Just starting the Witches of Eastwick by John Updike.

John Updike astutely recognizes the modern American suburb, with its hypocritical social mores and superstitions, as a rich literary setting. Into this milieu he introduces the fantastical and invents a tale of what life would be like for three divorced and bored housewives, who happen to be witches, living in such a place -- the fictitious Eastwick, Rhode Island -- in the late 1960's. It's like Updike is channeling Nathaniel Hawthorne through "Rabbit Redux."
The women are Alexandra Spofford, a sculptress, Jane Smart, a cellist, and Sukie Rougemont, the local gossip columnist. They drink a lot, neglect their kids, have sex with married men, and cast spells to torment their enemies, who are usually their lovers' wives; they have the traditional witchlike manners of being vindictive, temperamental, and spiteful. They've never desired a man in common until they meet a vaguely devilish fellow named Darryl Van Horne who has bought an old mansion on the outskirts of town. Van Horne is quite mysterious: He's a Manhattanite, a pianist, a collector of tacky nouveau art, and a renegade scientist, trying to discover impossibly efficient methods of generating electricity. He takes an interest in Alexandra's crude little sculptures, accompanies Jane in some sonatas, and encourages Sukie to write novels. He invites them to play tennis (where their magic lends itself to some creative cheating) and partake of the orgiastic pleasures of his hot tub.

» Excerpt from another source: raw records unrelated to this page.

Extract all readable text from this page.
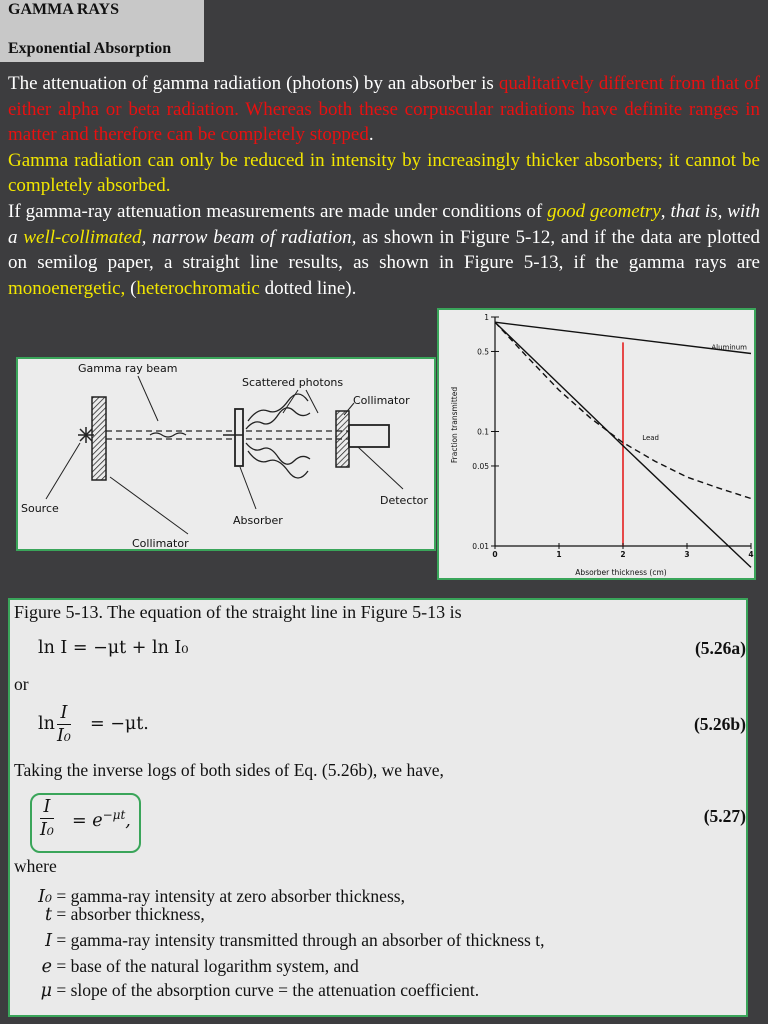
GAMMA RAYS
Exponential Absorption

The attenuation of gamma radiation (photons) by an absorber is qualitatively different from that of either alpha or beta radiation. Whereas both these corpuscular radiations have definite ranges in matter and therefore can be completely stopped.

Gamma radiation can only be reduced in intensity by increasingly thicker absorbers; it cannot be completely absorbed.

If gamma-ray attenuation measurements are made under conditions of good geometry, that is, with a well-collimated, narrow beam of radiation, as shown in Figure 5-12, and if the data are plotted on semilog paper, a straight line results, as shown in Figure 5-13, if the gamma rays are monoenergetic, (heterochromatic dotted line).

Gamma ray beam
Scattered photons
Collimator
Detector
Source
Absorber
Collimator
Aluminum
Lead
1
0.5
0.1
0.05
0.01
0	1	2	3	4
Absorber thickness (cm)
Fraction transmitted
Figure 5-13. The equation of the straight line in Figure 5-13 is
ln I = −μt + ln I₀	(5.26a)
or
$\ln \frac{I}{\text{I₀}} = -\mu t$.	(5.26b)
Taking the inverse logs of both sides of Eq. (5.26b), we have,
$\frac{I}{\text{I₀}} = e^{-\mu t}$,	(5.27)
where
I₀ = gamma-ray intensity at zero absorber thickness,
t = absorber thickness,
I = gamma-ray intensity transmitted through an absorber of thickness t,
e = base of the natural logarithm system, and
μ = slope of the absorption curve = the attenuation coefficient.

The witches' auras induce strange and tragic effects on the lives of their lovers. Ed Parsley, the Unitarian minister, runs off to join the anti-war movement, leaving his churlish wife Brenda to take over the pulpit. Clyde Gabriel, the editor of Sukie's newspaper, is stuck with a gabby wife who gets her satisfaction from finding fault with everything. But it's the Gabriels' adult daughter Jenny that serves to drive a wedge between the witches and Van Horne. When Jenny shows up in town from Chicago, Sukie takes pity on the seemingly pathetic girl and invites her to join the "coven" at Van Horne's mansion. Jenny attracts Van Horne's amorous attentions, but his intentions, it turns out, confound even the witches' intuition.
Popular culture has interpreted the witch mystique as a form of feminine self-empowerment -- women willing themselves to be able to act in retribution or defense against men's hurtful actions -- so it makes sense that the witches in the novel imply that witchcraft is an untapped power all women have, particularly those who have been hurt by or are unhappy with the men in their lives. And it makes sense for Updike to have set the novel in the era of the Women's Movement of the 1960's, where witchcraft would have shed a new, different light on liberation. Are the witches of Eastwick liberated? Probably so, but it's too bad they're so miserable nonetheless.